The shots were fired far away from where the meeting was taking place and near where about 500 anti-government protesters had gathered.
Yingluck dissolved parliament in December and called the election to try to appease protesters trying to overthrow her. They have rejected the election, wanting political reform before any poll, and on Sunday they prevented advance voting in many parts of the capital.
“Today, we are here to show the government what obstacles lie ahead if it holds the February 2 election,” Somchai Srisutthiyakorn, a member of the Election Commission, told reporters as he went into the meeting.
“We believe chaos will ensue … Our new recommendation is to hold elections within three or four months,” he added.
The Commission believes security cannot be guaranteed on February 2. It also says candidates have been unable to register in some constituencies, meaning there would not be a quorum to open parliament even if voting went ahead.
The protesters had gathered at the Army Club compound in Bangkok where Yingluck held a cabinet meeting before meeting the Election Commission.
The protests are the latest eruption in a political conflict that has gripped Thailand for eight years and which is starting to hurt growth and investor confidence in Southeast Asia’s second-largest economy.
Data on Tuesday showed manufacturing output fell in December for the ninth month running, with the political woes adding to problems caused by weak exports.
The conflict broadly pits Bangkok’s middle class and royalist establishment against the mainly poor, rural backers of Yingluck and her brother, ousted former premier Thaksin Shinawatra.
The protesters want to suspend what they say is a fragile democracy destabilized by former telecoms tycoon Thaksin, whom they accuse of nepotism and corruption.
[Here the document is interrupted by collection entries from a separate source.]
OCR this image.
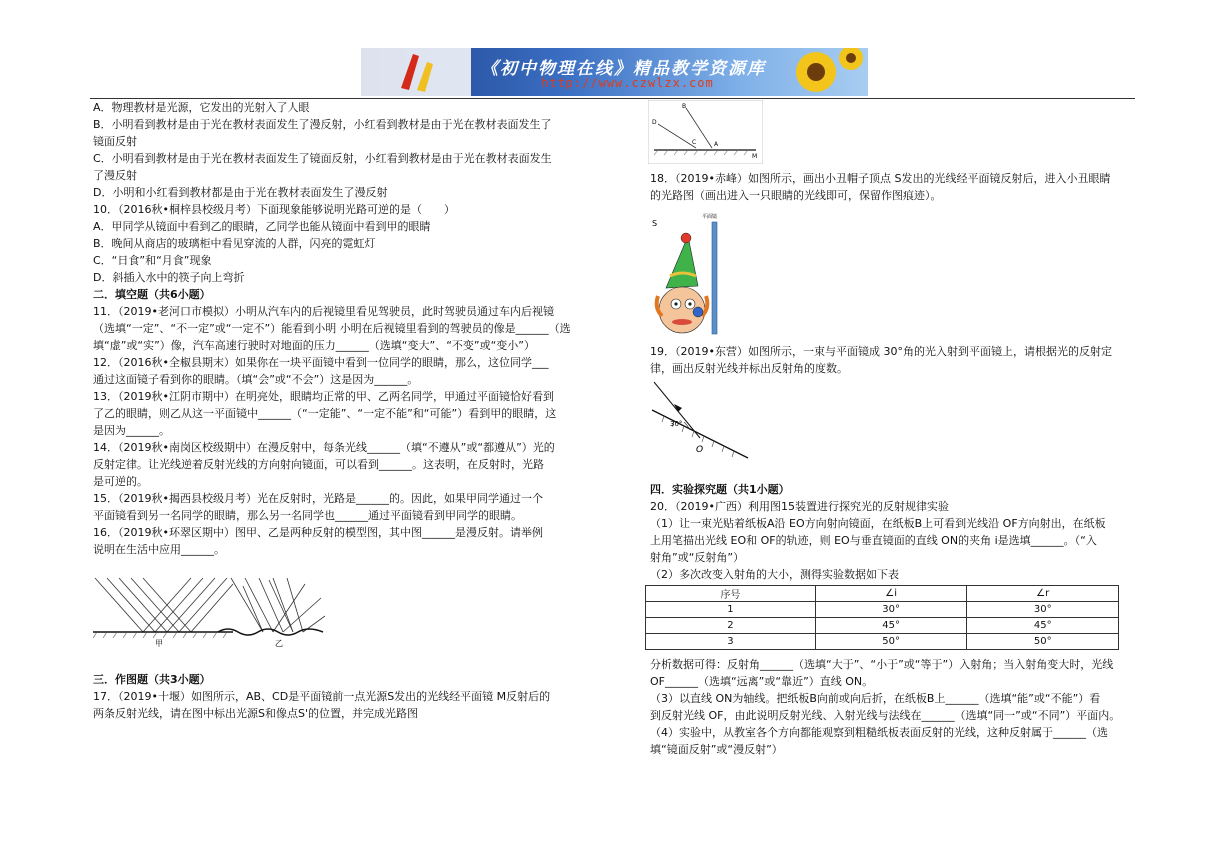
《初中物理在线》精品教学资源库
http://www.czwlzx.com

A．物理教材是光源，它发出的光射入了人眼

B．小明看到教材是由于光在教材表面发生了漫反射，小红看到教材是由于光在教材表面发生了

镜面反射

C．小明看到教材是由于光在教材表面发生了镜面反射，小红看到教材是由于光在教材表面发生

了漫反射

D．小明和小红看到教材都是由于光在教材表面发生了漫反射

10．（2016秋•桐梓县校级月考）下面现象能够说明光路可逆的是（　　）

A．甲同学从镜面中看到乙的眼睛，乙同学也能从镜面中看到甲的眼睛

B．晚间从商店的玻璃柜中看见穿流的人群，闪亮的霓虹灯

C．“日食”和“月食”现象

D．斜插入水中的筷子向上弯折

二．填空题（共6小题）

11．（2019•老河口市模拟）小明从汽车内的后视镜里看见驾驶员，此时驾驶员通过车内后视镜

（选填“一定”、“不一定”或“一定不”）能看到小明 小明在后视镜里看到的驾驶员的像是______（选

填“虚”或“实”）像，汽车高速行驶时对地面的压力______（选填“变大”、“不变”或“变小”）

12．（2016秋•全椒县期末）如果你在一块平面镜中看到一位同学的眼睛，那么，这位同学___

通过这面镜子看到你的眼睛。（填“会”或“不会”）这是因为______。

13．（2019秋•江阴市期中）在明亮处，眼睛均正常的甲、乙两名同学，甲通过平面镜恰好看到

了乙的眼睛，则乙从这一平面镜中______（“一定能”、“一定不能”和“可能”）看到甲的眼睛，这

是因为______。

14．（2019秋•南岗区校级期中）在漫反射中，每条光线______（填“不遵从”或“都遵从”）光的

反射定律。让光线逆着反射光线的方向射向镜面，可以看到______。这表明，在反射时，光路

是可逆的。

15．（2019秋•揭西县校级月考）光在反射时，光路是______的。因此，如果甲同学通过一个

平面镜看到另一名同学的眼睛，那么另一名同学也______通过平面镜看到甲同学的眼睛。

16．（2019秋•环翠区期中）图甲、乙是两种反射的模型图，其中图______是漫反射。请举例

说明在生活中应用______。

甲	乙

三．作图题（共3小题）

17．（2019•十堰）如图所示，AB、CD是平面镜前一点光源S发出的光线经平面镜 M反射后的

两条反射光线，请在图中标出光源S和像点S'的位置，并完成光路图

B
D
C	A
M

18．（2019•赤峰）如图所示，画出小丑帽子顶点 S发出的光线经平面镜反射后，进入小丑眼睛

的光路图（画出进入一只眼睛的光线即可，保留作图痕迹）。

S
平面镜

19．（2019•东营）如图所示，一束与平面镜成 30°角的光入射到平面镜上，请根据光的反射定

律，画出反射光线并标出反射角的度数。

30°
O

四．实验探究题（共1小题）

20．（2019•广西）利用图15装置进行探究光的反射规律实验

（1）让一束光贴着纸板A沿 EO方向射向镜面，在纸板B上可看到光线沿 OF方向射出，在纸板

上用笔描出光线 EO和 OF的轨迹，则 EO与垂直镜面的直线 ON的夹角 i是选填______。（“入

射角”或“反射角”）

（2）多次改变入射角的大小，测得实验数据如下表

序号	∠i	∠r
1	30°	30°
2	45°	45°
3	50°	50°

分析数据可得：反射角______（选填“大于”、“小于”或“等于”）入射角；当入射角变大时，光线

OF______（选填“远离”或“靠近”）直线 ON。

（3）以直线 ON为轴线。把纸板B向前或向后折，在纸板B上______（选填“能”或“不能”）看

到反射光线 OF，由此说明反射光线、入射光线与法线在______（选填“同一”或“不同”）平面内。

（4）实验中，从教室各个方向都能观察到粗糙纸板表面反射的光线，这种反射属于______（选

填“镜面反射”或“漫反射”）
They want to eradicate the political influence of his family by altering electoral arrangements in ways they have not spelt out.
As the protest movement drags on into its third month, the government has issued an ultimatum to leaders that they face arrest by Thursday if they do not give up areas of Bangkok they have taken over.
The government has declared a state of emergency in the capital and Labour Minister Chalerm Yoobumrung, in charge of enforcing the decree, said an arrest warrant would be sought against protest leader Suthep Thaugsuban and others on Tuesday.
“If the court issues arrest warrants for the protest leaders at 3 p.m. today, we will start capturing them. Suthep has refused to negotiate with us so we don’t know what else to do,” Chalerm told reporters.
The government declared the emergency last week but it has shown no sign of using its powers, nor did authorities move to arrest Suthep after earlier arrest warrants were issued.
Suthep has said in return that his supporters would shut down the emergency agency headed by Chalerm within 24 hours.
Ten people have been killed since the protests flared in November, most recently on Sunday, when a protest leader was shot.
There are widespread fears that violence could escalate in the increasingly divisive dispute and that the army might step in. It has staged or attempted 18 coups in 80 years of on-off democracy but has tried to remain neutral this time.
Yingluck is Thailand’s fifth prime minister since the populist Thaksin was toppled by the army in 2006 and went into exile two years later to escape a jail sentence that was handed down for abuse of power.